Prior to the Beeville post, he spent a full decade as the police chief of the Seguin Police Department, where he led a staff of more than 80 employees, including some 60 licensed police officers and several civilian staff.
He spent 22 years before that with the Victoria Police Department, where he rose to the rank of Captain of Operations before he left for Seguin, to assume his first chief’s job with that department.
“It was just time, you know,” Kelso said of his reasons for leaving when he did.
Besides, with that sort of experience behind him, he’s likely retiring to some sandy beach someplace, right? Not quite yet, Kelso told us in a phone interview that evening.
Rather, Kelso said he’s been offered a position as an investigator working with the Texas Commission on Law Enforcement (TCOLE), the very same agency that licenses peace officers here in the Lone Star State. But retirement certainly isn’t far off for him at this stage in his career, he added.
Denson, named interim police chief that same night, actually comes out of retirement to accept the post with the city.
He served multiple terms as Shiner’s Justice of the Peace before opting to step down, the same year that Mark Yackel, another Gonzales native like Kelso, was elected to that office.
Meanwhile, city officials will begin searching for a new department chief once more. Kelso replaced Zachary Kramer, who after resigning his post abruptly after allegations of mismanagement, creating uncomfortable work environments, and playing favorites were levied against him by a few of his subordinate officers, prompting a temporary suspension.

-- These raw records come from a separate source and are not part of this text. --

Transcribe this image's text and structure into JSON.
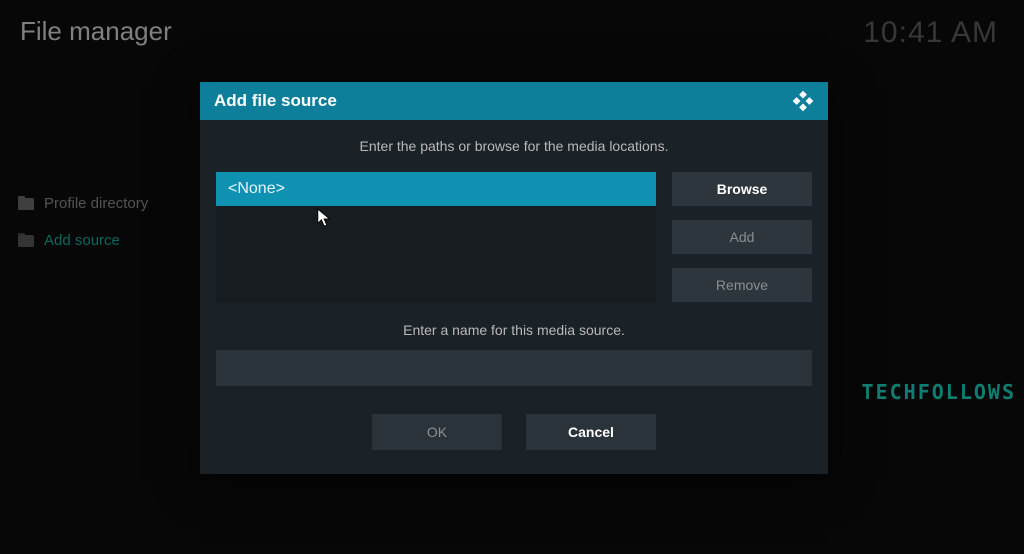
{
  "header": {
    "title": "File manager",
    "clock": "10:41 AM"
  },
  "sidebar": {
    "items": [
      {
        "label": "Profile directory"
      },
      {
        "label": "Add source"
      }
    ]
  },
  "dialog": {
    "title": "Add file source",
    "instruction": "Enter the paths or browse for the media locations.",
    "selected_path": "<None>",
    "browse_label": "Browse",
    "add_label": "Add",
    "remove_label": "Remove",
    "name_prompt": "Enter a name for this media source.",
    "name_value": "",
    "ok_label": "OK",
    "cancel_label": "Cancel"
  },
  "watermark": "TECHFOLLOWS"
}
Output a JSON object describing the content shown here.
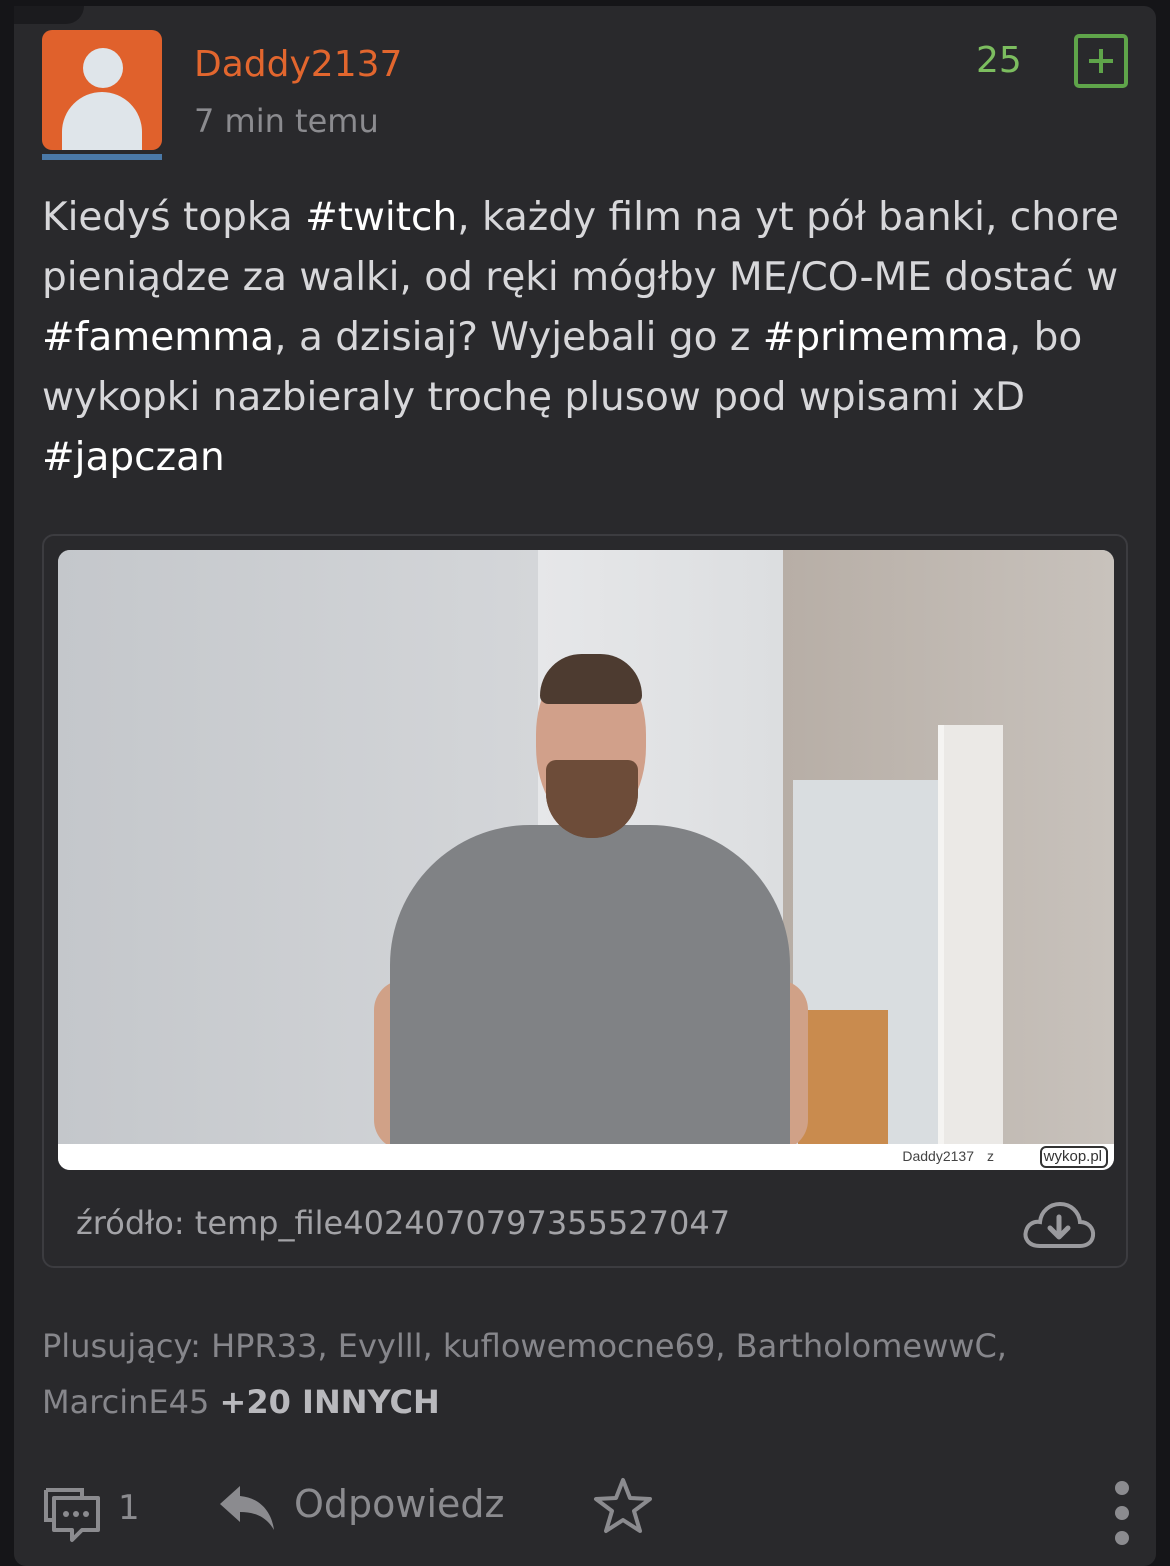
{
  "post": {
    "author": "Daddy2137",
    "time": "7 min temu",
    "votes": "25",
    "text_parts": {
      "p1": "Kiedyś topka ",
      "t1": "#twitch",
      "p2": ", każdy film na yt pół banki, chore pieniądze za walki, od ręki mógłby ME/CO-ME dostać w ",
      "t2": "#famemma",
      "p3": ", a dzisiaj? Wyjebali go z ",
      "t3": "#primemma",
      "p4": ", bo wykopki nazbieraly trochę plusow pod wpisami xD ",
      "t4": "#japczan"
    }
  },
  "embed": {
    "watermark_user": "Daddy2137",
    "watermark_z": "z",
    "watermark_site": "wykop.pl",
    "source": "źródło: temp_file4024070797355527047"
  },
  "plusers": {
    "label": "Plusujący: HPR33, Evylll, kuflowemocne69, BartholomewwC, MarcinE45",
    "more": "+20 INNYCH"
  },
  "actions": {
    "comments_count": "1",
    "reply_label": "Odpowiedz"
  },
  "colors": {
    "author": "#e2662e",
    "votes": "#7cbd5f",
    "background": "#29292c"
  },
  "icons": [
    "avatar",
    "plus-icon",
    "download-cloud-icon",
    "comments-icon",
    "reply-icon",
    "star-icon",
    "more-vertical-icon"
  ]
}
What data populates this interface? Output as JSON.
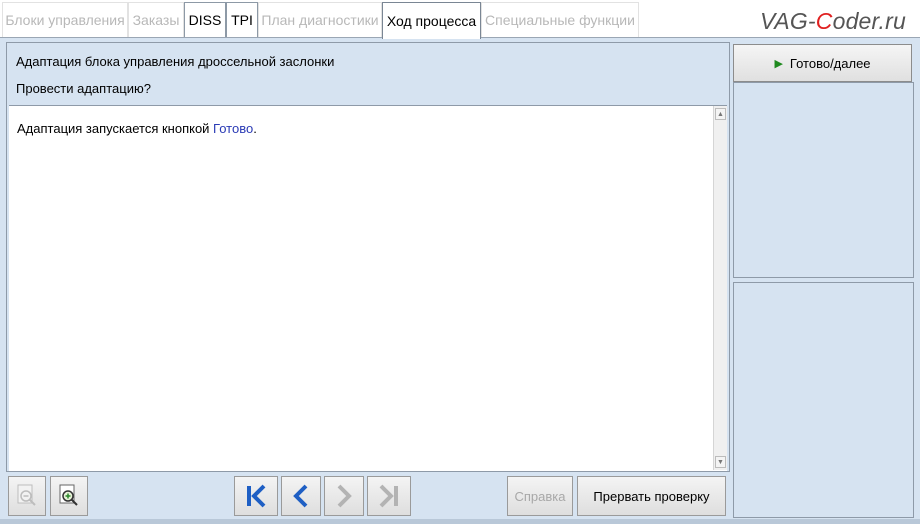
{
  "tabs": [
    {
      "label": "Блоки управления",
      "state": "disabled"
    },
    {
      "label": "Заказы",
      "state": "disabled"
    },
    {
      "label": "DISS",
      "state": "enabled"
    },
    {
      "label": "TPI",
      "state": "enabled"
    },
    {
      "label": "План диагностики",
      "state": "disabled"
    },
    {
      "label": "Ход процесса",
      "state": "active"
    },
    {
      "label": "Специальные функции",
      "state": "disabled"
    }
  ],
  "watermark": {
    "part1": "VAG-",
    "part2": "C",
    "part3": "oder.ru"
  },
  "main": {
    "title": "Адаптация блока управления дроссельной заслонки",
    "question": "Провести адаптацию?",
    "body_text": "Адаптация запускается кнопкой ",
    "body_link": "Готово",
    "body_end": "."
  },
  "side": {
    "next_label": "Готово/далее"
  },
  "toolbar": {
    "help_label": "Справка",
    "abort_label": "Прервать проверку"
  },
  "icons": {
    "zoom_out": "zoom-out-icon",
    "zoom_in": "zoom-in-icon",
    "first": "first-page-icon",
    "back": "back-arrow-icon",
    "forward": "forward-arrow-icon",
    "last": "last-page-icon"
  }
}
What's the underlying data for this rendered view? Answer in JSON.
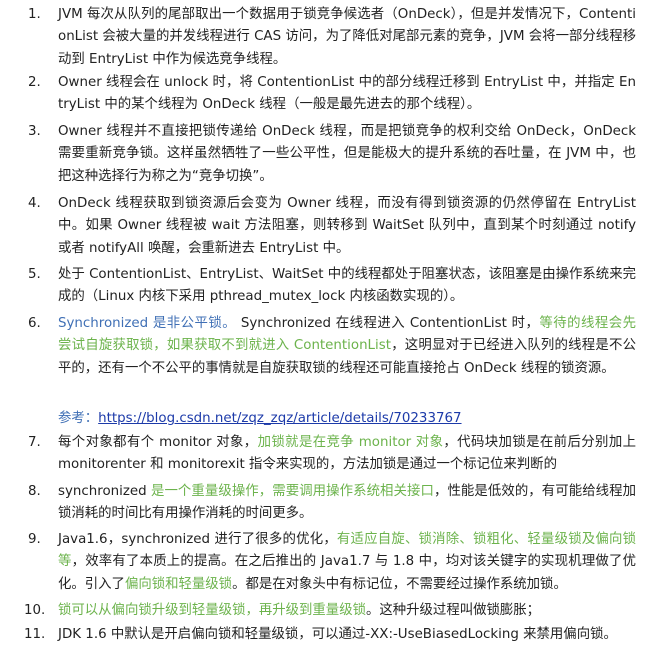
{
  "items": [
    {
      "num": "1.",
      "segments": [
        {
          "t": "JVM 每次从队列的尾部取出一个数据用于锁竞争候选者（OnDeck），但是并发情况下，ContentionList 会被大量的并发线程进行 CAS 访问，为了降低对尾部元素的竞争，JVM 会将一部分线程移动到 EntryList 中作为候选竞争线程。",
          "c": ""
        }
      ]
    },
    {
      "num": "2.",
      "segments": [
        {
          "t": "Owner 线程会在 unlock 时，将 ContentionList 中的部分线程迁移到 EntryList 中，并指定 EntryList 中的某个线程为 OnDeck 线程（一般是最先进去的那个线程）。",
          "c": ""
        }
      ]
    },
    {
      "num": "3.",
      "segments": [
        {
          "t": "Owner 线程并不直接把锁传递给 OnDeck 线程，而是把锁竞争的权利交给 OnDeck，OnDeck 需要重新竞争锁。这样虽然牺牲了一些公平性，但是能极大的提升系统的吞吐量，在 JVM 中，也把这种选择行为称之为“竞争切换”。",
          "c": ""
        }
      ]
    },
    {
      "num": "4.",
      "segments": [
        {
          "t": "OnDeck 线程获取到锁资源后会变为 Owner 线程，而没有得到锁资源的仍然停留在 EntryList 中。如果 Owner 线程被 wait 方法阻塞，则转移到 WaitSet 队列中，直到某个时刻通过 notify 或者 notifyAll 唤醒，会重新进去 EntryList 中。",
          "c": ""
        }
      ]
    },
    {
      "num": "5.",
      "segments": [
        {
          "t": "处于 ContentionList、EntryList、WaitSet 中的线程都处于阻塞状态，该阻塞是由操作系统来完成的（Linux 内核下采用 pthread_mutex_lock 内核函数实现的）。",
          "c": ""
        }
      ]
    },
    {
      "num": "6.",
      "segments": [
        {
          "t": "Synchronized 是非公平锁。",
          "c": "b"
        },
        {
          "t": " Synchronized 在线程进入 ContentionList 时，",
          "c": ""
        },
        {
          "t": "等待的线程会先尝试自旋获取锁，如果获取不到就进入 ContentionList",
          "c": "g"
        },
        {
          "t": "，这明显对于已经进入队列的线程是不公平的，还有一个不公平的事情就是自旋获取锁的线程还可能直接抢占 OnDeck 线程的锁资源。",
          "c": ""
        }
      ],
      "ref_label": "参考：",
      "ref_link": "https://blog.csdn.net/zqz_zqz/article/details/70233767"
    },
    {
      "num": "7.",
      "segments": [
        {
          "t": "每个对象都有个 monitor 对象，",
          "c": ""
        },
        {
          "t": "加锁就是在竞争 monitor 对象",
          "c": "g"
        },
        {
          "t": "，代码块加锁是在前后分别加上 monitorenter 和 monitorexit 指令来实现的，方法加锁是通过一个标记位来判断的",
          "c": ""
        }
      ]
    },
    {
      "num": "8.",
      "segments": [
        {
          "t": "synchronized ",
          "c": ""
        },
        {
          "t": "是一个重量级操作，需要调用操作系统相关接口",
          "c": "g"
        },
        {
          "t": "，性能是低效的，有可能给线程加锁消耗的时间比有用操作消耗的时间更多。",
          "c": ""
        }
      ]
    },
    {
      "num": "9.",
      "segments": [
        {
          "t": "Java1.6，synchronized 进行了很多的优化，",
          "c": ""
        },
        {
          "t": "有适应自旋、锁消除、锁粗化、轻量级锁及偏向锁等",
          "c": "g"
        },
        {
          "t": "，效率有了本质上的提高。在之后推出的 Java1.7 与 1.8 中，均对该关键字的实现机理做了优化。引入了",
          "c": ""
        },
        {
          "t": "偏向锁和轻量级锁",
          "c": "g"
        },
        {
          "t": "。都是在对象头中有标记位，不需要经过操作系统加锁。",
          "c": ""
        }
      ]
    },
    {
      "num": "10.",
      "segments": [
        {
          "t": "锁可以从偏向锁升级到轻量级锁，再升级到重量级锁",
          "c": "g"
        },
        {
          "t": "。这种升级过程叫做锁膨胀；",
          "c": ""
        }
      ]
    },
    {
      "num": "11.",
      "segments": [
        {
          "t": "JDK 1.6 中默认是开启偏向锁和轻量级锁，可以通过-XX:-UseBiasedLocking 来禁用偏向锁。",
          "c": ""
        }
      ]
    }
  ]
}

Before his suspension was scheduled for release, Kramer tendered a resignation letter to the city.
Mayor Fred Hilscher later stated, not long after Kelso was hired, that none of the accusations against him were ever verified by the city’s investigation in the matter.
The mayor went on to thank Kramer for his service to Shiner, both as police chief for the previous year here in Shiner and as one of its ranking officers before that, serving under longtime Chief Ronnie Leck, who retired in 2020 after some five decades of publics service as police chief in Yoakum and Shiner (twice), as Lavaca County Judge, and as a U.S. Marine.
Leck recommended Kramer to the chief’s job, upon his retirement, a recommendation that the council immediately endorsed.
Following what he considered a wrongful suspension and later, termination with the city, Kramer filed civil action against the city for wrongful discharge with federal courts in Victoria. To our best knowledge that case remains open and active today still.